Overworked students suffer lower quality of learning

June 20, 2003

Students at Oxford University are so overworked that the quality of their learning may be damaged, according to a consultation document from Oxford's key educational policy and standards committee, writes Claire Sanders.

It recommends that students should not have more than one tutorial a week and should be taught in a variety of ways.

The growth in the number of tutorials students are expected to attend - a 46 per cent increase since the 1960s - along with an increase in seminars has meant that students have little time for reflection.

"Numerous review committee reports have identified the twin problems of overall growth in the demands on students and lack of coordination in teaching provision," the document says.

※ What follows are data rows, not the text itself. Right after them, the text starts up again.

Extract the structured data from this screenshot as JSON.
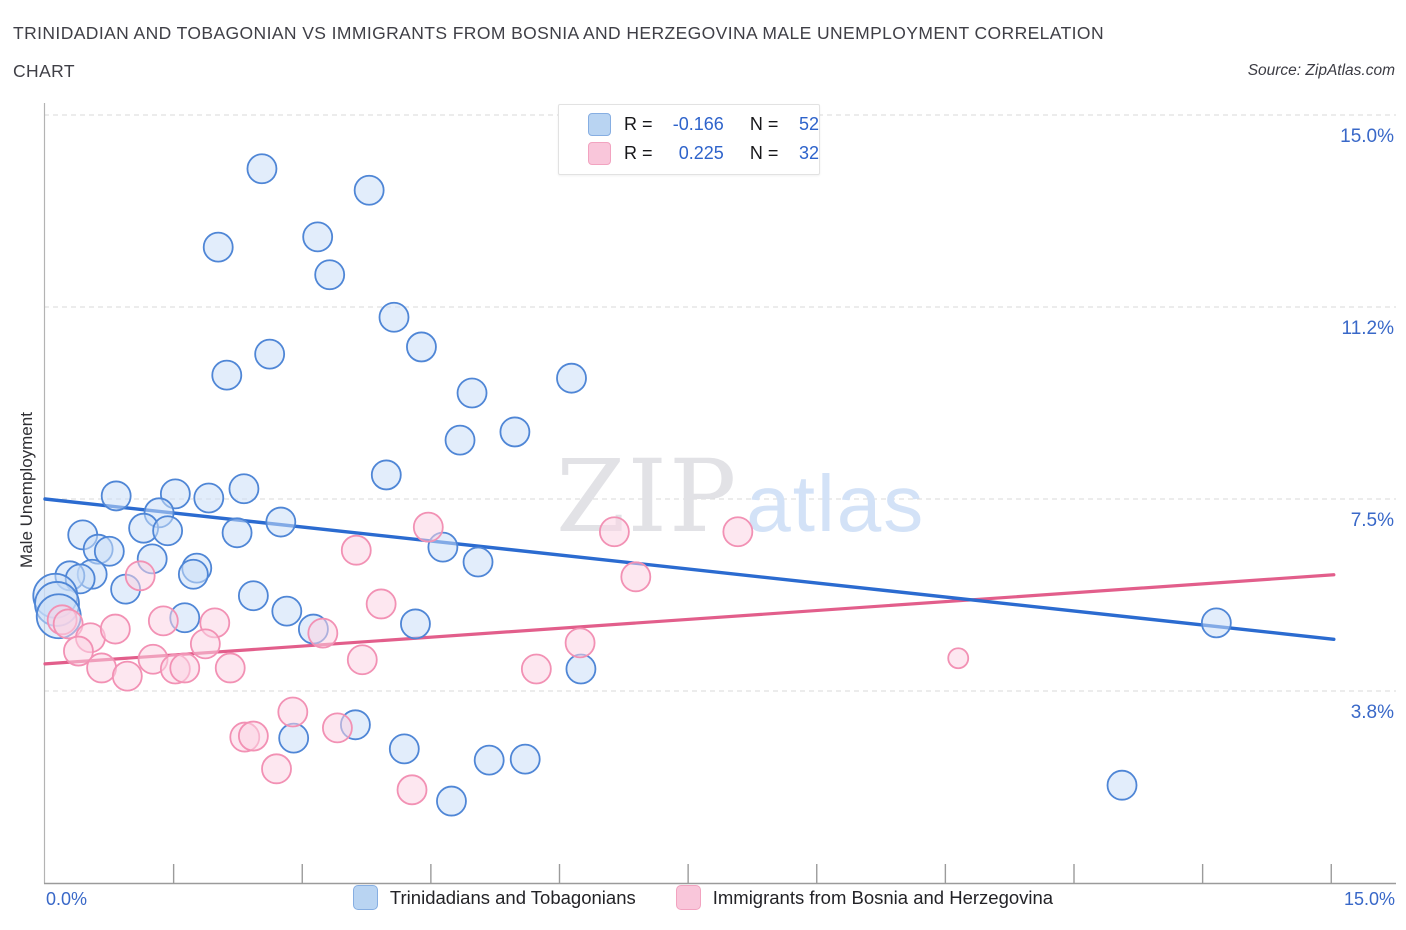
{
  "header": {
    "title_line1": "TRINIDADIAN AND TOBAGONIAN VS IMMIGRANTS FROM BOSNIA AND HERZEGOVINA MALE UNEMPLOYMENT CORRELATION",
    "title_line2": "CHART",
    "source": "Source: ZipAtlas.com"
  },
  "correlation_legend": {
    "rows": [
      {
        "series": "Trinidadians and Tobagonians",
        "r_label": "R =",
        "r_value": "-0.166",
        "n_label": "N =",
        "n_value": "52"
      },
      {
        "series": "Immigrants from Bosnia and Herzegovina",
        "r_label": "R =",
        "r_value": "0.225",
        "n_label": "N =",
        "n_value": "32"
      }
    ]
  },
  "watermark": {
    "part1": "ZIP",
    "part2": "atlas"
  },
  "bottom_legend": [
    {
      "label": "Trinidadians and Tobagonians"
    },
    {
      "label": "Immigrants from Bosnia and Herzegovina"
    }
  ],
  "colors": {
    "blue_stroke": "#4f86d6",
    "blue_fill": "#cadef7",
    "blue_trend": "#2b6bd0",
    "pink_stroke": "#f291b4",
    "pink_fill": "#fbd4e3",
    "pink_trend": "#e25e8b",
    "axis_label": "#3968c8",
    "grid": "#d9d9d9",
    "axis_line": "#9b9b9b",
    "legend_blue_fill": "#b9d4f2",
    "legend_blue_border": "#86aee2",
    "legend_pink_fill": "#f9c6da",
    "legend_pink_border": "#f2a3c0",
    "watermark_zip": "#e2e2e6",
    "watermark_atlas": "#d3e2f7"
  },
  "chart_data": {
    "type": "scatter",
    "title": "Trinidadian and Tobagonian vs Immigrants from Bosnia and Herzegovina Male Unemployment Correlation",
    "xlabel": "",
    "ylabel": "Male Unemployment",
    "x_axis": {
      "min": 0,
      "max": 15.75,
      "tick_interval": 1.5,
      "min_label": "0.0%",
      "max_label": "15.0%",
      "unit": "%"
    },
    "y_axis": {
      "min": 0,
      "max": 15.6,
      "gridline_values": [
        15.0,
        11.25,
        7.5,
        3.75
      ],
      "tick_labels": [
        "15.0%",
        "11.2%",
        "7.5%",
        "3.8%"
      ],
      "unit": "%",
      "grid": "dashed"
    },
    "series": [
      {
        "name": "Trinidadians and Tobagonians",
        "R": -0.166,
        "N": 52,
        "points": [
          [
            2.53,
            13.95
          ],
          [
            3.78,
            13.53
          ],
          [
            3.18,
            12.62
          ],
          [
            2.02,
            12.42
          ],
          [
            3.32,
            11.88
          ],
          [
            4.07,
            11.05
          ],
          [
            4.39,
            10.47
          ],
          [
            2.62,
            10.33
          ],
          [
            2.12,
            9.92
          ],
          [
            4.98,
            9.57
          ],
          [
            6.14,
            9.86
          ],
          [
            5.48,
            8.81
          ],
          [
            4.84,
            8.65
          ],
          [
            3.98,
            7.97
          ],
          [
            0.83,
            7.56
          ],
          [
            1.52,
            7.6
          ],
          [
            1.91,
            7.52
          ],
          [
            2.32,
            7.7
          ],
          [
            1.33,
            7.23
          ],
          [
            1.15,
            6.93
          ],
          [
            1.43,
            6.88
          ],
          [
            2.24,
            6.84
          ],
          [
            2.75,
            7.05
          ],
          [
            0.44,
            6.8
          ],
          [
            0.62,
            6.52
          ],
          [
            0.75,
            6.48
          ],
          [
            0.55,
            6.03
          ],
          [
            0.29,
            6.0
          ],
          [
            0.41,
            5.94
          ],
          [
            1.25,
            6.33
          ],
          [
            0.94,
            5.74
          ],
          [
            1.77,
            6.15
          ],
          [
            1.73,
            6.03
          ],
          [
            0.12,
            5.61,
            "lg"
          ],
          [
            0.14,
            5.45,
            "lg"
          ],
          [
            0.16,
            5.21,
            "lg"
          ],
          [
            2.43,
            5.61
          ],
          [
            2.82,
            5.31
          ],
          [
            1.63,
            5.18
          ],
          [
            3.13,
            4.96
          ],
          [
            4.32,
            5.06
          ],
          [
            4.64,
            6.56
          ],
          [
            5.05,
            6.27
          ],
          [
            6.25,
            4.18
          ],
          [
            3.62,
            3.09
          ],
          [
            2.9,
            2.83
          ],
          [
            4.19,
            2.62
          ],
          [
            5.18,
            2.4
          ],
          [
            5.6,
            2.42
          ],
          [
            4.74,
            1.6
          ],
          [
            13.66,
            5.08
          ],
          [
            12.56,
            1.91
          ]
        ],
        "trend_line": {
          "from": [
            0,
            7.5
          ],
          "to": [
            15.03,
            4.76
          ]
        }
      },
      {
        "name": "Immigrants from Bosnia and Herzegovina",
        "R": 0.225,
        "N": 32,
        "points": [
          [
            1.11,
            6.0
          ],
          [
            3.63,
            6.5
          ],
          [
            4.47,
            6.95
          ],
          [
            6.64,
            6.86
          ],
          [
            8.08,
            6.86
          ],
          [
            6.89,
            5.98
          ],
          [
            6.24,
            4.69
          ],
          [
            5.73,
            4.18
          ],
          [
            3.92,
            5.45
          ],
          [
            0.2,
            5.14
          ],
          [
            0.27,
            5.06
          ],
          [
            1.38,
            5.12
          ],
          [
            1.98,
            5.08
          ],
          [
            0.53,
            4.79
          ],
          [
            0.82,
            4.96
          ],
          [
            0.39,
            4.53
          ],
          [
            0.66,
            4.2
          ],
          [
            0.96,
            4.04
          ],
          [
            1.26,
            4.37
          ],
          [
            1.52,
            4.18
          ],
          [
            1.63,
            4.2
          ],
          [
            1.87,
            4.67
          ],
          [
            2.16,
            4.2
          ],
          [
            3.24,
            4.88
          ],
          [
            3.7,
            4.36
          ],
          [
            3.41,
            3.03
          ],
          [
            2.89,
            3.34
          ],
          [
            2.33,
            2.85
          ],
          [
            2.43,
            2.87
          ],
          [
            2.7,
            2.23
          ],
          [
            4.28,
            1.82
          ],
          [
            10.65,
            4.39,
            "sm"
          ]
        ],
        "trend_line": {
          "from": [
            0,
            4.28
          ],
          "to": [
            15.03,
            6.02
          ]
        }
      }
    ],
    "legend_position": "bottom"
  }
}
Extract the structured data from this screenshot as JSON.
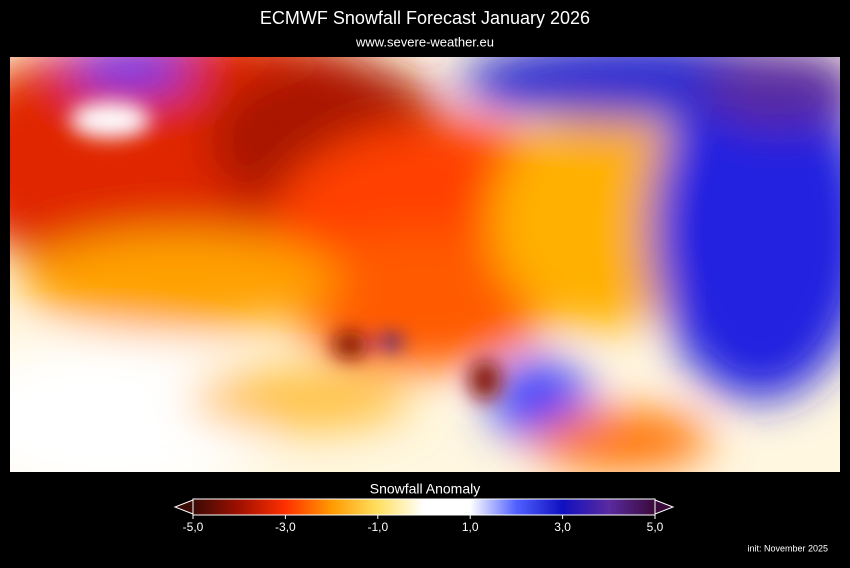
{
  "header": {
    "title": "ECMWF Snowfall Forecast   January 2026",
    "subtitle": "www.severe-weather.eu"
  },
  "legend": {
    "title": "Snowfall Anomaly",
    "range": [
      -5,
      5
    ],
    "ticks": [
      {
        "value": -5,
        "label": "-5,0"
      },
      {
        "value": -3,
        "label": "-3,0"
      },
      {
        "value": -1,
        "label": "-1,0"
      },
      {
        "value": 1,
        "label": "1,0"
      },
      {
        "value": 3,
        "label": "3,0"
      },
      {
        "value": 5,
        "label": "5,0"
      }
    ],
    "colors": [
      "#3a0a05",
      "#a01000",
      "#ff3000",
      "#ff9a00",
      "#ffe060",
      "#ffffff",
      "#ffffff",
      "#5060ff",
      "#1010c0",
      "#5a2aa0",
      "#3a0a3a"
    ]
  },
  "footer": {
    "init": "init: November 2025"
  }
}
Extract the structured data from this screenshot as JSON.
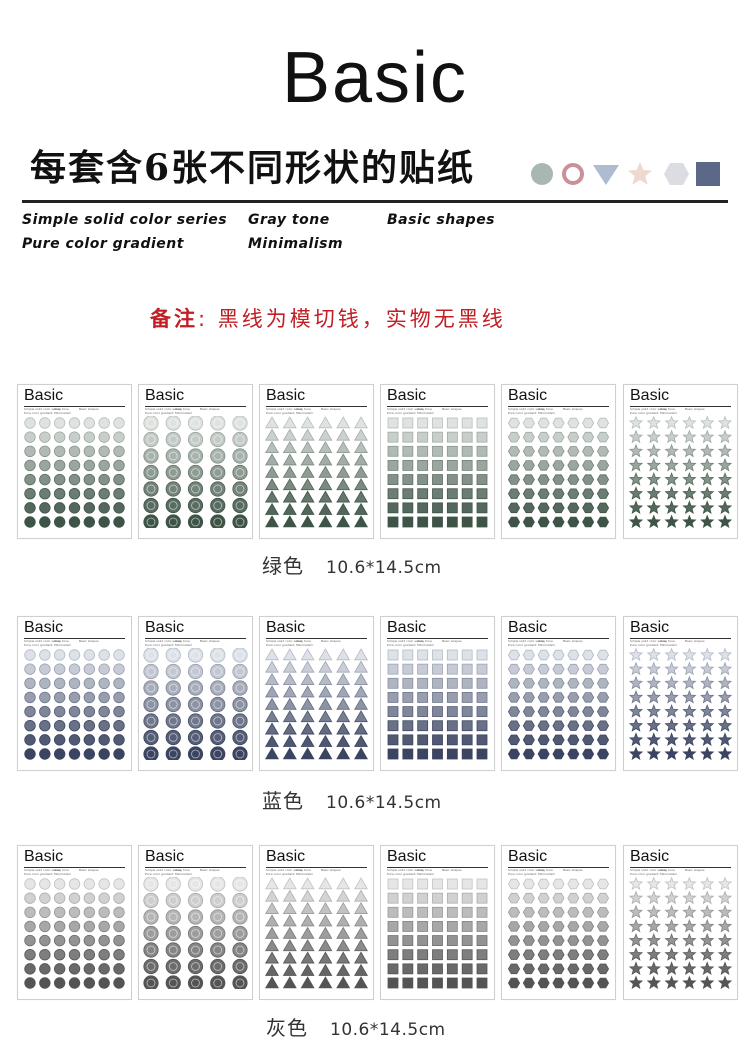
{
  "header": {
    "title": "Basic",
    "subtitle": "每套含6张不同形状的贴纸",
    "shape_icons": [
      "circle-icon",
      "ring-icon",
      "triangle-icon",
      "star-icon",
      "hexagon-icon",
      "square-icon"
    ],
    "shape_colors": [
      "#a9b7b1",
      "#c9919a",
      "#aebccf",
      "#efd8cf",
      "#dcdde2",
      "#5b6887"
    ]
  },
  "tags": {
    "col1_line1": "Simple solid color series",
    "col1_line2": "Pure color gradient",
    "col2_line1": "Gray tone",
    "col2_line2": "Minimalism",
    "col3_line1": "Basic shapes"
  },
  "note": {
    "label": "备注",
    "text": ": 黑线为模切钱，实物无黑线"
  },
  "card_text": {
    "title": "Basic",
    "mini_1": "Simple solid color series",
    "mini_2": "Pure color gradient",
    "mini_3": "Gray tone",
    "mini_4": "Minimalism",
    "mini_5": "Basic shapes"
  },
  "card_shapes": [
    "circle",
    "ring",
    "triangle",
    "square",
    "hexagon",
    "star"
  ],
  "rows": [
    {
      "color_name": "绿色",
      "size": "10.6*14.5cm",
      "light": "#dfe3e0",
      "dark": "#3e5447"
    },
    {
      "color_name": "蓝色",
      "size": "10.6*14.5cm",
      "light": "#dde1e8",
      "dark": "#3b4460"
    },
    {
      "color_name": "灰色",
      "size": "10.6*14.5cm",
      "light": "#e6e6e6",
      "dark": "#545454"
    }
  ]
}
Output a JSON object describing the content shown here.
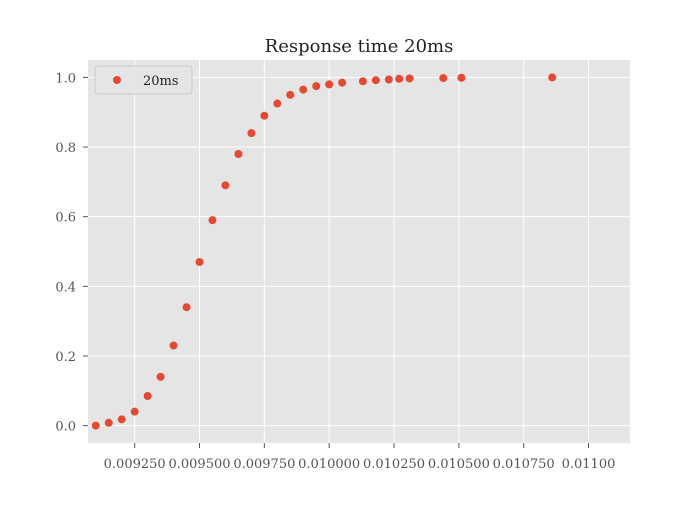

In particular, the document points to "tutorial overteaching", where tutors try to cram in factual content rather than using the tutorial to stimulate debate and independent thought. The paper argues that the tutorial is being used to make up for deficiencies in schools. It recommends that all students have a director of studies to coordinate their tutorial needs.

Learning and Teaching in the Collegiate University: Teaching Norms and Subject Families also draws attention to concerns about inequalities in teaching provision between different colleges. "This issue surfaced regularly in Quality Assurance Agency subject reviews, before its demise, making it difficult to represent the tutorial system and the associated quality assurance regime in unequivocally positive terms," it says.

It argues that graduate teaching and provision is neglected and proposes the development of college-based subject families that include tutorial fellows, postdoctoral students, research students, taught-course graduates and undergraduates in the same discipline as a way of properly integrating graduate students into college life.

"The college-based subject family could involve postdocs in access initiatives and the kind of career development opportunities envisaged in the Roberts report; it could provide research students with part of their supervisory team, structured opportunities to teach, and a chance to contribute to school liaison; it could give taught graduate students an intellectual dimension to their college life," it says.